Starter Pack #1 | Routine complète d'échauffement pour les coureurs
Durée : ★☆☆☆☆
Intensité : ★★☆☆☆
Calme : ★★☆☆☆
Force : ★☆☆☆☆
Mobilité : ★★☆☆☆
Récup : ☆☆☆☆☆
Fun : ★☆☆☆☆
Indications : ★★★☆☆
🤓 AU PROGRAMME AUJOURD’HUI :
➤ Objectif : Une routine complète d’échauffement pour préparer le corps . Échauffer et lubrifier le corps avant ton entraînement : muscles, articulations, cœur et poumons. C’est essentiel pour éviter les douleurs et les blessures. Intégrez cette routine avant chaque sortie de course à pied. Elle est courte mais peut être réalisée en boucle.
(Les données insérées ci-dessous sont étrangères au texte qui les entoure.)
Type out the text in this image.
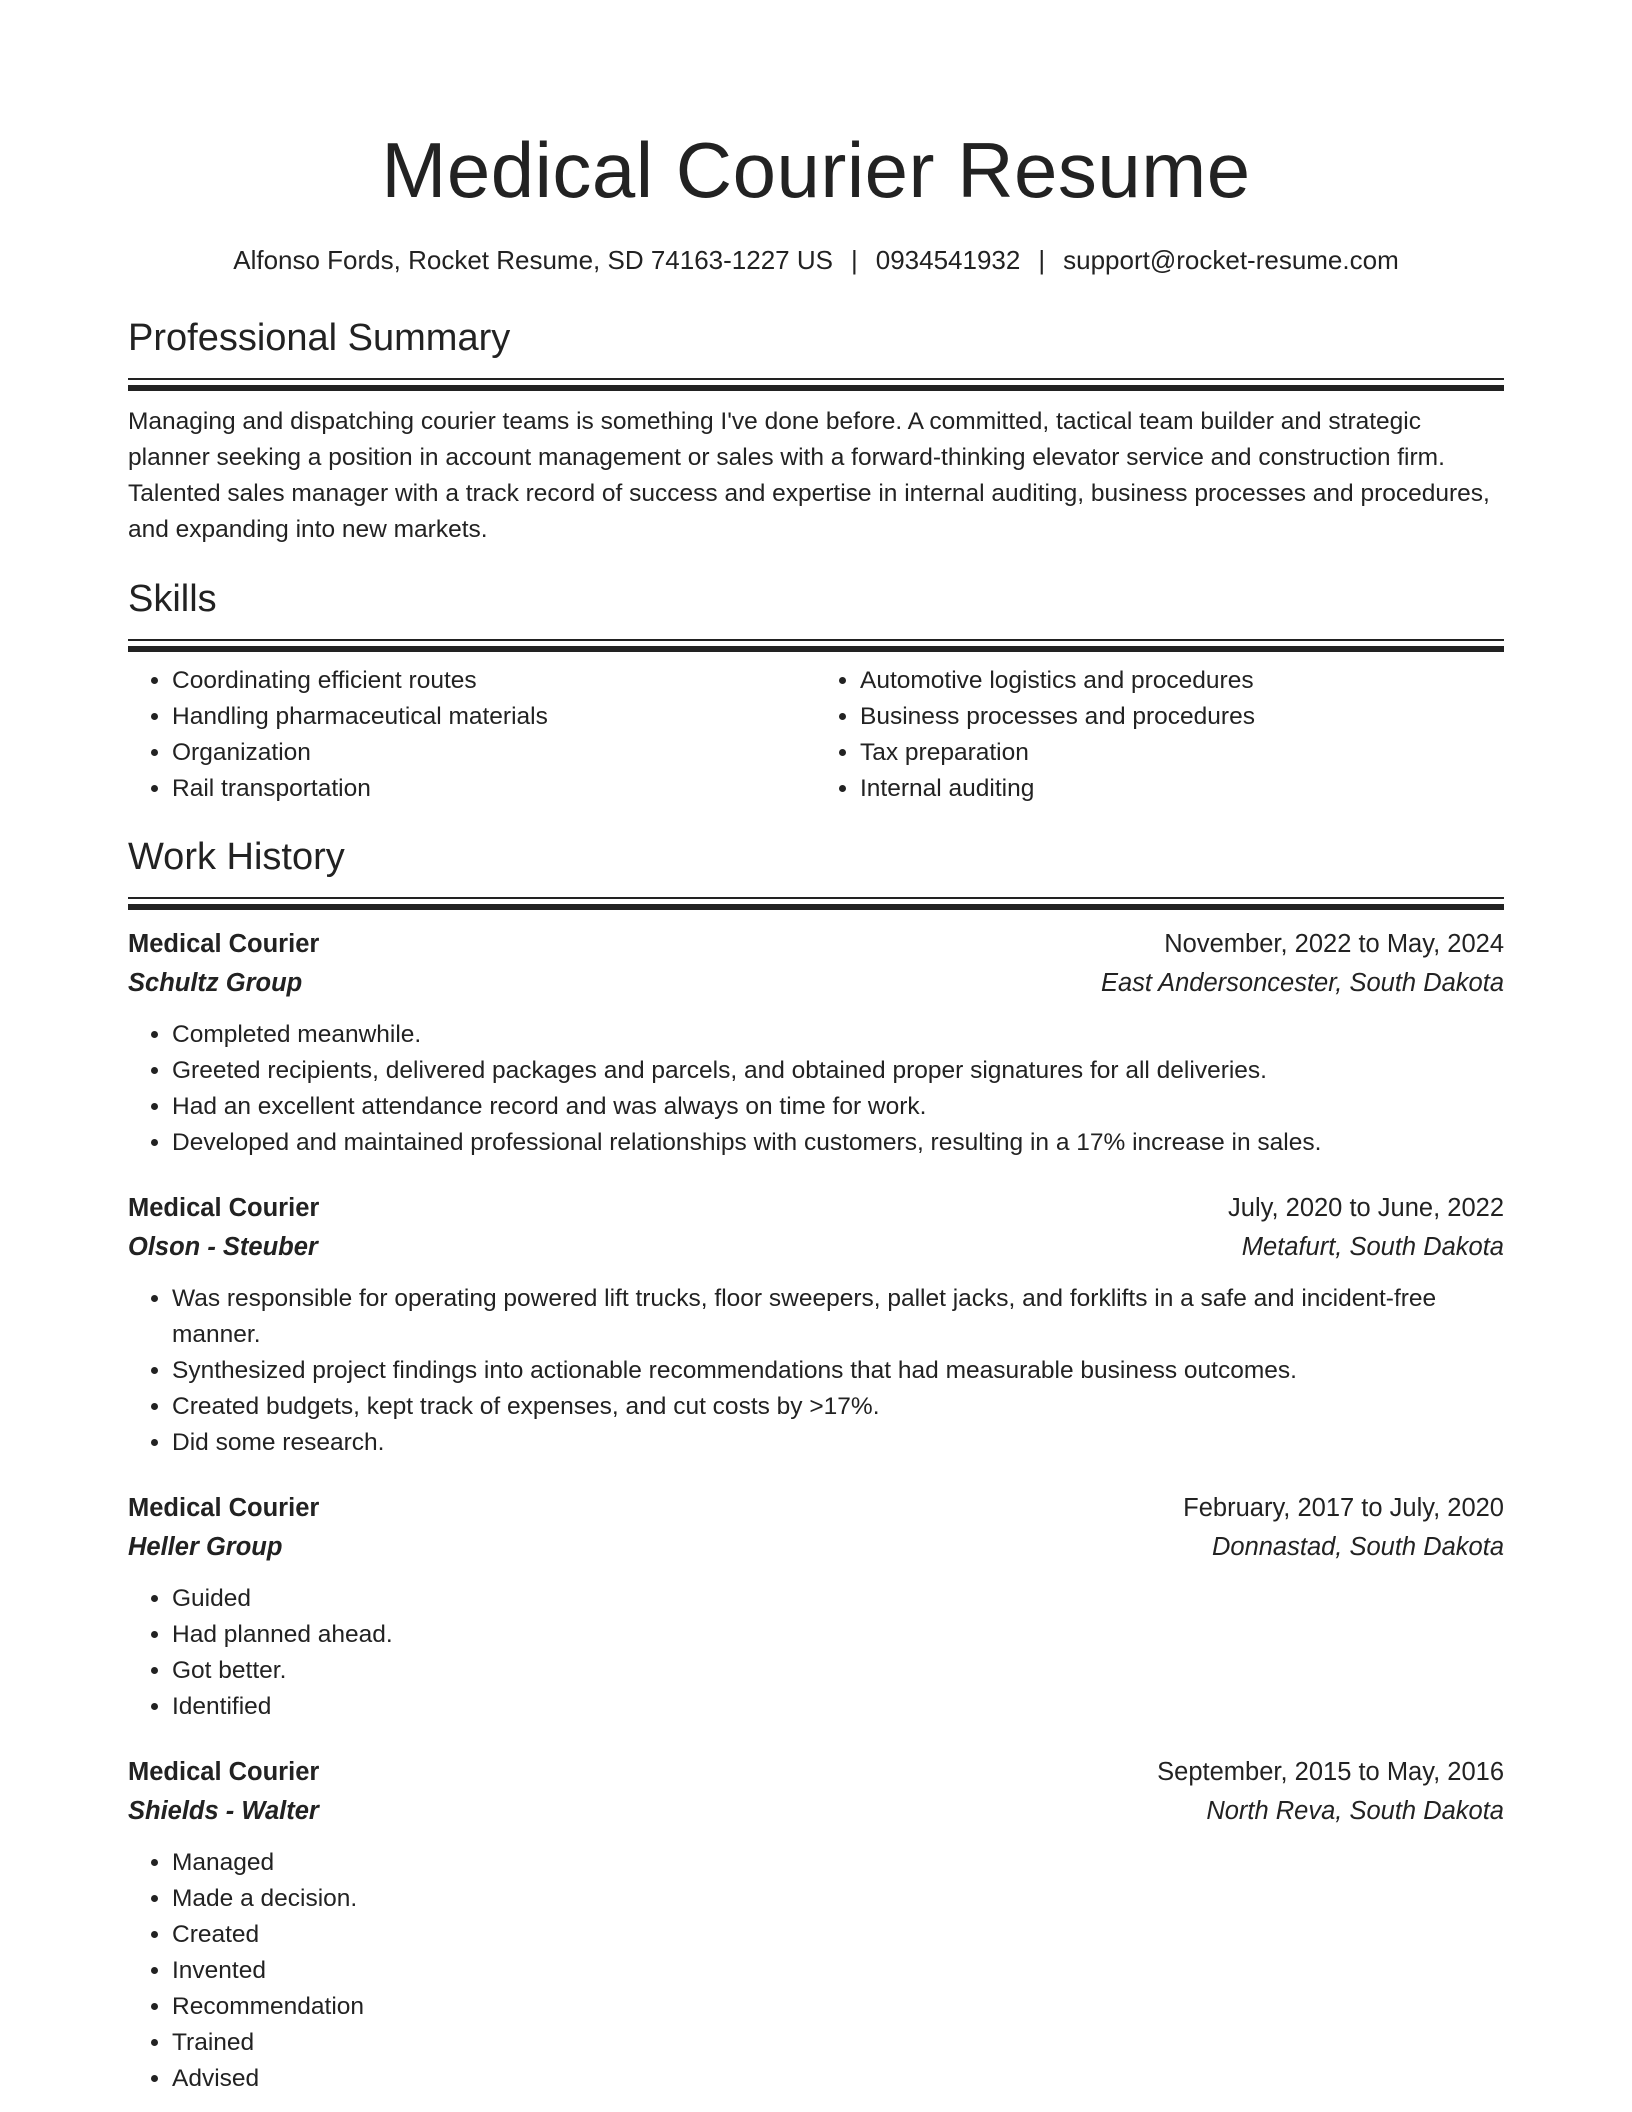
Medical Courier Resume
Alfonso Fords, Rocket Resume, SD 74163-1227 US | 0934541932 | support@rocket-resume.com
Professional Summary

Managing and dispatching courier teams is something I've done before. A committed, tactical team builder and strategic planner seeking a position in account management or sales with a forward-thinking elevator service and construction firm. Talented sales manager with a track record of success and expertise in internal auditing, business processes and procedures, and expanding into new markets.

Skills
• Coordinating efficient routes
• Handling pharmaceutical materials
• Organization
• Rail transportation
• Automotive logistics and procedures
• Business processes and procedures
• Tax preparation
• Internal auditing
Work History
Medical Courier	November, 2022 to May, 2024
Schultz Group	East Andersoncester, South Dakota
• Completed meanwhile.
• Greeted recipients, delivered packages and parcels, and obtained proper signatures for all deliveries.
• Had an excellent attendance record and was always on time for work.
• Developed and maintained professional relationships with customers, resulting in a 17% increase in sales.
Medical Courier	July, 2020 to June, 2022
Olson - Steuber	Metafurt, South Dakota
• Was responsible for operating powered lift trucks, floor sweepers, pallet jacks, and forklifts in a safe and incident-free manner.
• Synthesized project findings into actionable recommendations that had measurable business outcomes.
• Created budgets, kept track of expenses, and cut costs by >17%.
• Did some research.
Medical Courier	February, 2017 to July, 2020
Heller Group	Donnastad, South Dakota
• Guided
• Had planned ahead.
• Got better.
• Identified
Medical Courier	September, 2015 to May, 2016
Shields - Walter	North Reva, South Dakota
• Managed
• Made a decision.
• Created
• Invented
• Recommendation
• Trained
• Advised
Donc n’hésitez pas à la rallonger pour vos sorties longues. Vous pouvez aussi utiliser cette routine avant chaque séance de musculation.
➤ Les principaux mouvements et postures vus et leurs bienfaits :
→ Malasana et ses variations : renforcement des jambes, tonifie les muscles abdominaux, ouverture de la région du bassin, améliore équilibre et concentration, aide à l'extension du torse
→ Fente et ses variations : renforce les jambes et la posture en général, meilleure stabilité et soulage les déséquilibres posturaux. Étire les fléchisseurs de hanches. Renforce le périnée et la ceinture abdominale.
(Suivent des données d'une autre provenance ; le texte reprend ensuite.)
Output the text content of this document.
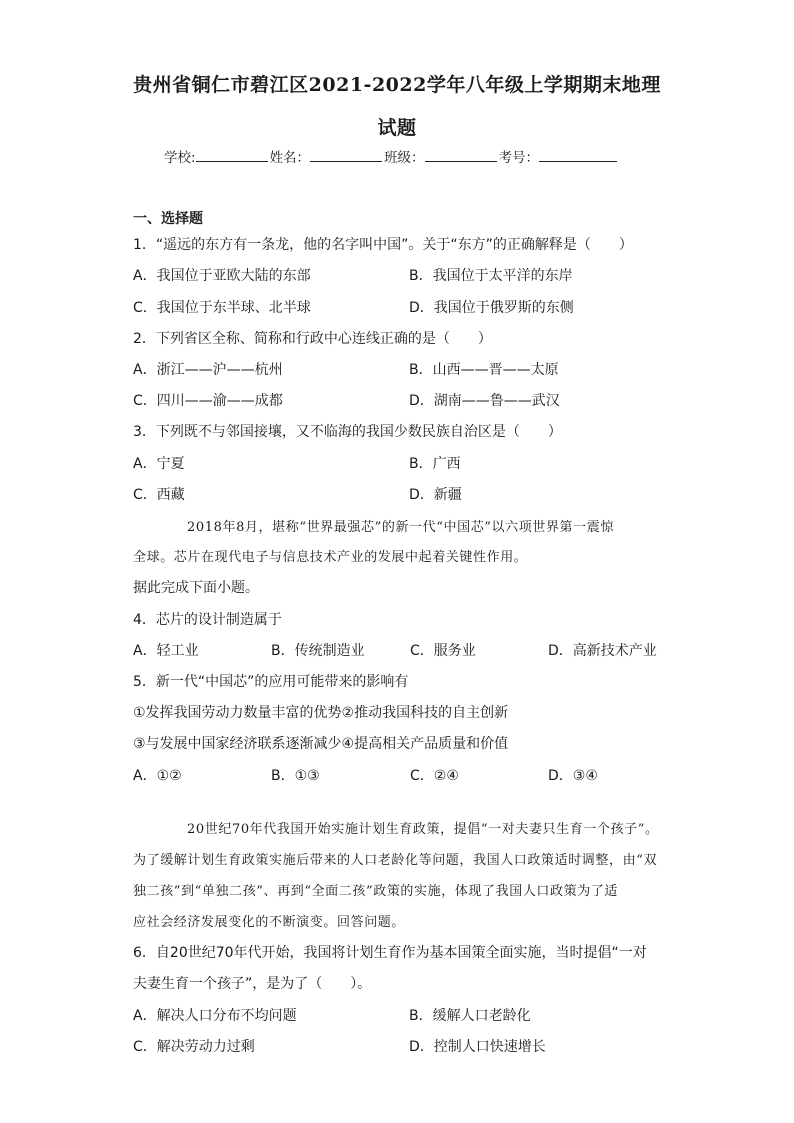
贵州省铜仁市碧江区2021-2022学年八年级上学期期末地理
试题
学校:	姓名：	班级：	考号：
一、选择题
1．“遥远的东方有一条龙，他的名字叫中国”。关于“东方”的正确解释是（　　）
A．我国位于亚欧大陆的东部	B．我国位于太平洋的东岸
C．我国位于东半球、北半球	D．我国位于俄罗斯的东侧
2．下列省区全称、简称和行政中心连线正确的是（　　）
A．浙江——沪——杭州	B．山西——晋——太原
C．四川——渝——成都	D．湖南——鲁——武汉
3．下列既不与邻国接壤，又不临海的我国少数民族自治区是（　　）
A．宁夏	B．广西
C．西藏	D．新疆
2018年8月，堪称“世界最强芯”的新一代“中国芯”以六项世界第一震惊
全球。芯片在现代电子与信息技术产业的发展中起着关键性作用。
据此完成下面小题。
4．芯片的设计制造属于
A．轻工业	B．传统制造业	C．服务业	D．高新技术产业
5．新一代“中国芯”的应用可能带来的影响有
①发挥我国劳动力数量丰富的优势②推动我国科技的自主创新
③与发展中国家经济联系逐渐减少④提高相关产品质量和价值
A．①②	B．①③	C．②④	D．③④
20世纪70年代我国开始实施计划生育政策，提倡“一对夫妻只生育一个孩子”。
为了缓解计划生育政策实施后带来的人口老龄化等问题，我国人口政策适时调整，由“双
独二孩”到“单独二孩”、再到“全面二孩”政策的实施，体现了我国人口政策为了适
应社会经济发展变化的不断演变。回答问题。
6．自20世纪70年代开始，我国将计划生育作为基本国策全面实施，当时提倡“一对
夫妻生育一个孩子”，是为了（　　）。
A．解决人口分布不均问题	B．缓解人口老龄化
C．解决劳动力过剩	D．控制人口快速增长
→ Torsions pour échauffer la colonne vertébrale
➤ Précautions et contre-indications ❌⚠️
→ Attendre au moins 1h après le dîner (2h s'il était copieux 😋) avant de pratiquer cette séance
→ Malasana : prendre beaucoup de précaution et sortir de la posture en cas de blessure aux genoux ou aux chevilles, à pratiquer en douceur en cas de douleurs aux lombaires
→ Attention à l’orientation et à l’ouverture des genoux dans les fentes : s’assurer que les genoux pointent dans la même direction que les orteils, vers l’avant. Pour cela, contracter la ceinture abdominale et les fessiers.